Well, not quite everyone. Remember the tenant farmer, Mr. Drewe, and his wife, who was insanely attached to Marigold, illegitimate daughter of Lady Edith, who had stashed Marigold with the Drewes when she was pretending that she hadn’t borne a child out of wedlock? (Whew, that’s a long sentence. And “illegitimate” is such an old-fashioned, judgmental word that I’m bound to get comments from the with-it, non-judgmental crowd.) Anyway, Mrs. Drewe’s attempt to snatch Marigold led to the demise of Mr. Drewe’s tenancy. So it wasn’t happily ever after for the Drewes.
Mr. Carson’s palsy, which suddenly emerged in the final episode, is probably a symptom of Parkinson’s disease. Given the state of medical science in 1926, Carson probably would be doomed to live only a few more years, and those not pleasant ones.

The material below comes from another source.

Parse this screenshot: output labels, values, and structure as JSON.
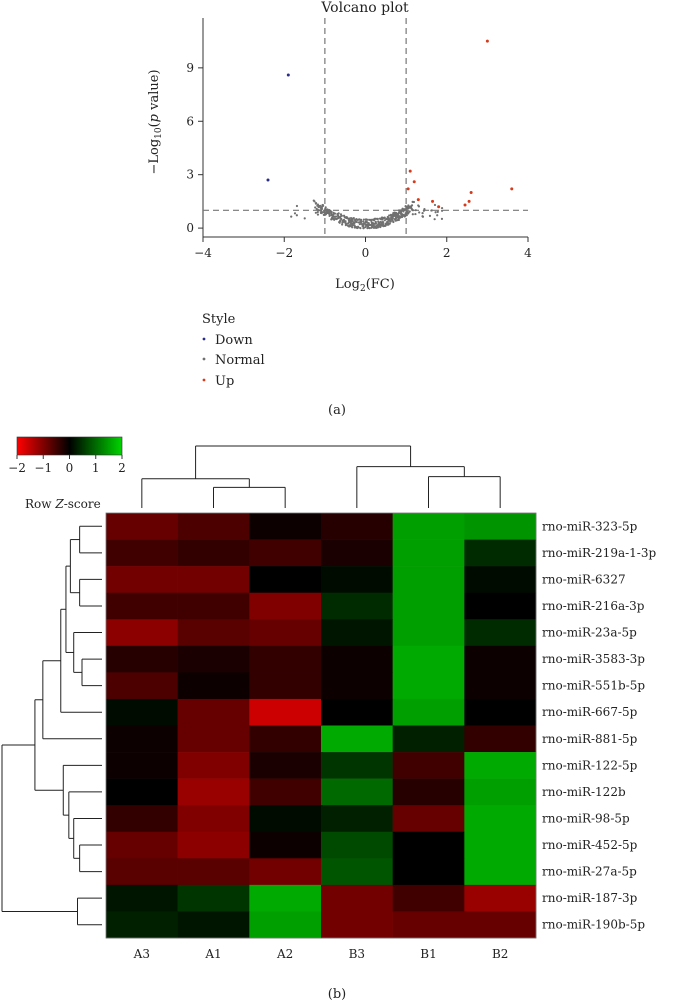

Mrs. Hughes-Carson presumably would be saddled with the care of her curmudgeonly husband, whose suffering probably would make him all the more curmudgeonly and less bearable (if such a thing were possible).

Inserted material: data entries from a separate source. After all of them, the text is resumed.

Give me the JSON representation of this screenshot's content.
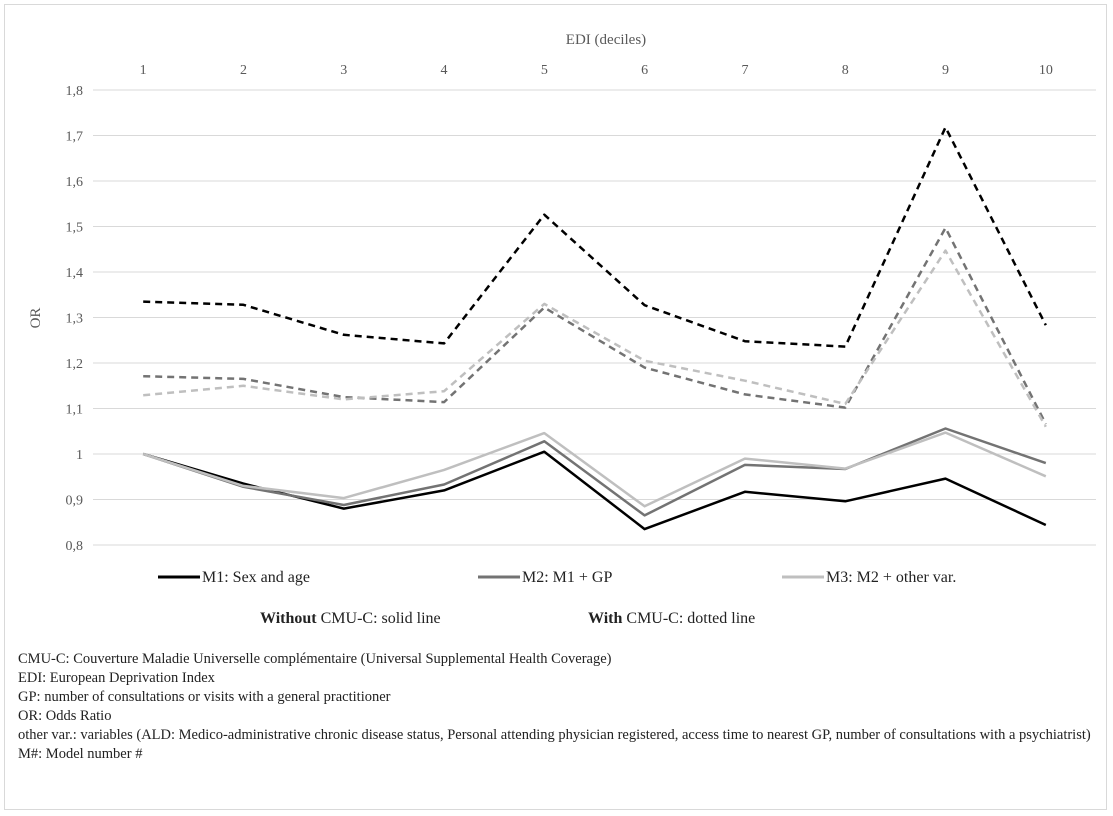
{
  "chart_data": {
    "type": "line",
    "title": "EDI (deciles)",
    "ylabel": "OR",
    "xlabel": "",
    "categories": [
      "1",
      "2",
      "3",
      "4",
      "5",
      "6",
      "7",
      "8",
      "9",
      "10"
    ],
    "ylim": [
      0.8,
      1.8
    ],
    "yticks": [
      "0,8",
      "0,9",
      "1",
      "1,1",
      "1,2",
      "1,3",
      "1,4",
      "1,5",
      "1,6",
      "1,7",
      "1,8"
    ],
    "grid": true,
    "series": [
      {
        "name": "M1: Sex and age",
        "key": "m1",
        "style": "solid",
        "color": "#000000",
        "values": [
          1.0,
          0.935,
          0.88,
          0.92,
          1.005,
          0.835,
          0.917,
          0.896,
          0.946,
          0.844
        ]
      },
      {
        "name": "M2: M1 + GP",
        "key": "m2",
        "style": "solid",
        "color": "#737373",
        "values": [
          1.0,
          0.928,
          0.888,
          0.933,
          1.028,
          0.865,
          0.976,
          0.967,
          1.056,
          0.98
        ]
      },
      {
        "name": "M3: M2 + other var.",
        "key": "m3",
        "style": "solid",
        "color": "#bfbfbf",
        "values": [
          1.0,
          0.93,
          0.903,
          0.965,
          1.046,
          0.885,
          0.99,
          0.968,
          1.047,
          0.951
        ]
      },
      {
        "name": "",
        "key": "m1c",
        "style": "dotted",
        "color": "#000000",
        "values": [
          1.335,
          1.328,
          1.262,
          1.243,
          1.526,
          1.327,
          1.248,
          1.236,
          1.718,
          1.283
        ]
      },
      {
        "name": "",
        "key": "m2c",
        "style": "dotted",
        "color": "#737373",
        "values": [
          1.171,
          1.165,
          1.125,
          1.114,
          1.322,
          1.19,
          1.131,
          1.102,
          1.497,
          1.066
        ]
      },
      {
        "name": "",
        "key": "m3c",
        "style": "dotted",
        "color": "#bfbfbf",
        "values": [
          1.129,
          1.15,
          1.12,
          1.138,
          1.33,
          1.205,
          1.161,
          1.11,
          1.447,
          1.06
        ]
      }
    ],
    "legend": {
      "placement": "bottom",
      "entries": [
        {
          "label": "M1: Sex and age",
          "color": "#000000"
        },
        {
          "label": "M2: M1 + GP",
          "color": "#737373"
        },
        {
          "label": "M3: M2 + other var.",
          "color": "#bfbfbf"
        }
      ],
      "note_without_bold": "Without",
      "note_without_rest": " CMU-C: solid line",
      "note_with_bold": "With",
      "note_with_rest": " CMU-C: dotted line"
    }
  },
  "notes": [
    "CMU-C: Couverture Maladie Universelle complémentaire (Universal Supplemental Health Coverage)",
    "EDI: European Deprivation Index",
    "GP: number of consultations or visits with a general practitioner",
    "OR: Odds Ratio",
    "other var.: variables (ALD: Medico-administrative chronic disease status, Personal attending physician registered, access time to nearest GP, number of consultations with a psychiatrist)",
    "M#: Model number #"
  ]
}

And how would the tattered remnants of Downton’s staff bear up under the butlership of Thomas Barrow? Was he really a reformed man, or would he revert to nasty type and become a less lovable version of Mr. Carson (if such a thing were possible)?
The final season was even more soap-operatic and definitely more perfunctory than its predecessors. But it was great fun while it lasted. (And I must admit that I liked Carson’s steadfast principles and sense of honor.) Better to have ended with (almost) all of the loose ends tied up (mostly happily) than to have ended in vagueness like a French film or in gloom like a Russian one.
I have long wished that I could have been an Englishman in the 1920s — an aristocrat, of course. Even as the aristocracy was crumbling under the assault of envious rabble-rouses, many of its denizens could afford the most stylish clothing, the most stylish automobiles, and the best popular music of any era before or since. Downton Abbey wonderfully captured those aspects of the 1920s.